There is a distinct strain of melancholy nihilism throughout Stephen Burke’s MAZE. Based on the 1983 prison break by 38 inmates of the eponymous maximum security prison in Norther Ireland, it mixes the suspense of plotting an escape dependant upon split-second timing from an inescapable prison with the psychological games the prisoners play with the guards and with each other. The result is a film that is gripping for reasons not usually associated with suspense films.
The Maze incarcerated members of the IRA as well as the non-political criminal element, here depicted as British loyalists. At the film begins, a hunger strike has just ended, with one participant, Larry Marley (Tom Vaughan-Lawlor) being branded a traitor by his fellow IRA members for giving up the secondary protest of wearing only a blanket. That he is given civilian clothes to wear instead of a prison uniform rankles the cell block’s warder, Gordon Close (Barry Ward), who worries that any deviation from strict discipline will show a weakness that the prison can’t afford. This puts him at odds with the prison authorities, even as Larry’s new cell assignment in the wing that houses the British loyalists, who want to bring the conflicts of the outside world to their cell block, adds to his already emotionally fraught situation.
The psychological pressure on Larry to square things with the other IRA inmates becomes the impetus for the prison break. It’s not just the thick walls, barbed wires, and armed guards that stand between Larry and freedom, it’s the very layout of the prison, maze-like and deliberately disorienting for the inmates within, who have no idea of the building’s layout, nor where they reside within it. Even as Larry pieces together information by putting together bits and pieces of information from other inmates in different part of the prison, he also starts a subtle charm offensive against Gordon. Nothing obvious, which would provoke immediate suspicion from the seasoned officer, but rather a random comment here and there to lull the other man into a false sense of security. An effort that requires as much piecing together of information about Gordon’s life outside the prison as the information from other inmates contributes to Larry’s carefully drawn map that he works on in secret.
The striking cinematography is as shadowy is the tangled motivations at work here. Larry’s performance with Gordon is so good it begins to lull us into that same false sense of security. Just how false is it? Is it possible to feign empathy so expertly that the feigner is also taken in? It’s not the only challenge the audience is given. Burke’s penetrating dialogue questions issues of honor and loyalty with scenes where the protagonists are confronted with the results of their choices. Within the prison walls, visits between Larry and his teenage son (Ross McKinney), who has spent 10 years with an imprisoned father and is starting his own involvement with the IRA, and with the widow (Elva Trill) of a hunger-striker who succumbed to self-starvation just after giving Larry a last message for her. The violence of their anger at being second-best to the ones they love so much is a thing of quiet power almost too intense for mere words to express. A single tear is a more damning indictment than the bitter words that accompany it. Outside the prison walls, Gordon’s marriage unravels when the dangers of his job, and his refusal to allow them to make him quit, prove too much for his wife.
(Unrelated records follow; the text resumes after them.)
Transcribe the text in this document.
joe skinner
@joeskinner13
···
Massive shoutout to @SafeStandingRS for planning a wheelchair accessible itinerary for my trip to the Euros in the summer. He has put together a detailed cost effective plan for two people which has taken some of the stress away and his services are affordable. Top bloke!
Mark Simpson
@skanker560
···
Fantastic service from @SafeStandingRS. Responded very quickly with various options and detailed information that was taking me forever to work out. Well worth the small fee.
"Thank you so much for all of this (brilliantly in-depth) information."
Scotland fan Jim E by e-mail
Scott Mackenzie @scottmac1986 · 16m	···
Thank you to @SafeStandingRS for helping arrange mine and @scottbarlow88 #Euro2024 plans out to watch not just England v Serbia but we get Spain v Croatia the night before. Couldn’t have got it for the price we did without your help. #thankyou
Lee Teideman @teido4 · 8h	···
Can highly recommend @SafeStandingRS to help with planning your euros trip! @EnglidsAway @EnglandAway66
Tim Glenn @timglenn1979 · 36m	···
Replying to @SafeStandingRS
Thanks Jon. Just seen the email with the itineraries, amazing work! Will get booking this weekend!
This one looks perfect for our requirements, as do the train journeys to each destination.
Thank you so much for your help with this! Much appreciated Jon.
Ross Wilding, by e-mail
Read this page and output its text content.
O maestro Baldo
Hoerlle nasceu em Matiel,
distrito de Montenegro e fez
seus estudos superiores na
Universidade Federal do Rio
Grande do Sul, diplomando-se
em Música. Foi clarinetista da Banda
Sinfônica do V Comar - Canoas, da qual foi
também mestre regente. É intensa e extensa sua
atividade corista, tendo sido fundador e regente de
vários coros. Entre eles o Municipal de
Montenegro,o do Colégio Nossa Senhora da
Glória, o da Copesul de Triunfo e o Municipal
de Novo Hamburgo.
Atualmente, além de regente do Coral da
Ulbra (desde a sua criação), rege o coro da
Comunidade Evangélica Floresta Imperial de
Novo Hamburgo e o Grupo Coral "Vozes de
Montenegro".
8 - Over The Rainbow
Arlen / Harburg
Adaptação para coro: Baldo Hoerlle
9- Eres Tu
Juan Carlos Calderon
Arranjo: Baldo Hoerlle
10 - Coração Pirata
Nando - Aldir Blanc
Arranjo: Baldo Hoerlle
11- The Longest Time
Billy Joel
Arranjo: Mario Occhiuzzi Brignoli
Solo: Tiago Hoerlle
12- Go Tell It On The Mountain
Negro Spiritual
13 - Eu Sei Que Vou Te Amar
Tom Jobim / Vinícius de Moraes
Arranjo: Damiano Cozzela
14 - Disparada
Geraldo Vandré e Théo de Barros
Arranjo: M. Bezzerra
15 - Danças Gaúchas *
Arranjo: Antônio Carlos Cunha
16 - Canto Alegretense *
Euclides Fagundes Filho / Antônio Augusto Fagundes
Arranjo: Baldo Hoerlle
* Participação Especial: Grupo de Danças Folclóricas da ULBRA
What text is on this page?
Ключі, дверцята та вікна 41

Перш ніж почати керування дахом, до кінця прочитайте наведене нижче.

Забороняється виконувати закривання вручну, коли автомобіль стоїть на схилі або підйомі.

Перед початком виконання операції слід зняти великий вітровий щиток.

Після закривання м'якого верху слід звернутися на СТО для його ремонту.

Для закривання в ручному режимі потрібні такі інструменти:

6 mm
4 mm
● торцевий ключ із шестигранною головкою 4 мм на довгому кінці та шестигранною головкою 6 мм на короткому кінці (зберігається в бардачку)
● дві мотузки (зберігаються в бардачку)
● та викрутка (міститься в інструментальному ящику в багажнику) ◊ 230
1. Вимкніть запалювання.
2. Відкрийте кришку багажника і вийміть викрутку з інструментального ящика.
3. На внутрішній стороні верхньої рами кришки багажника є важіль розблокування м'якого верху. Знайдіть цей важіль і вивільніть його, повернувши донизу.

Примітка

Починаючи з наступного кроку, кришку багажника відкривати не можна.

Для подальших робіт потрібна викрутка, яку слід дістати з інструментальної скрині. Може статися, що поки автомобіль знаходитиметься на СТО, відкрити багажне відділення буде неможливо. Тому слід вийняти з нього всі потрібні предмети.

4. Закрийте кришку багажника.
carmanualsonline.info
The tangential connection, exploited by the calculating Larry, offers another element to be introduced. The men, one wary, the other manipulative, are for those moments interacting not at as political adversaries, but as people. There are many such moments, never calling attention to themselves, but provide a solid subtext without becoming didactic, even during the escape itself, with inmates and guards having surprisingly sincere exchanges, and Larry and Gordon’s relationship becoming even more confused. Vaughan-Lawlor and Ward play the ambiguity with aplomb, imbuing an expression with a wealth of possibilities, and a pause with an action of monumental import. There is also a touch of mordant humor that is both an acute commentary and a relief in the bleak landscape, actual and psychological, wielded as much as weapons, offensive and defensive, as the pugnacious mode of conversation.
MAZE doesn’t disappoint when the break occurs with its close calls and sudden twists, but the drama of all that has come before is what sticks. A well-crafted character study of people under stress from many directions, some self-inflicted, it’s a haunting heartbreaker of what-ifs and if-onlys.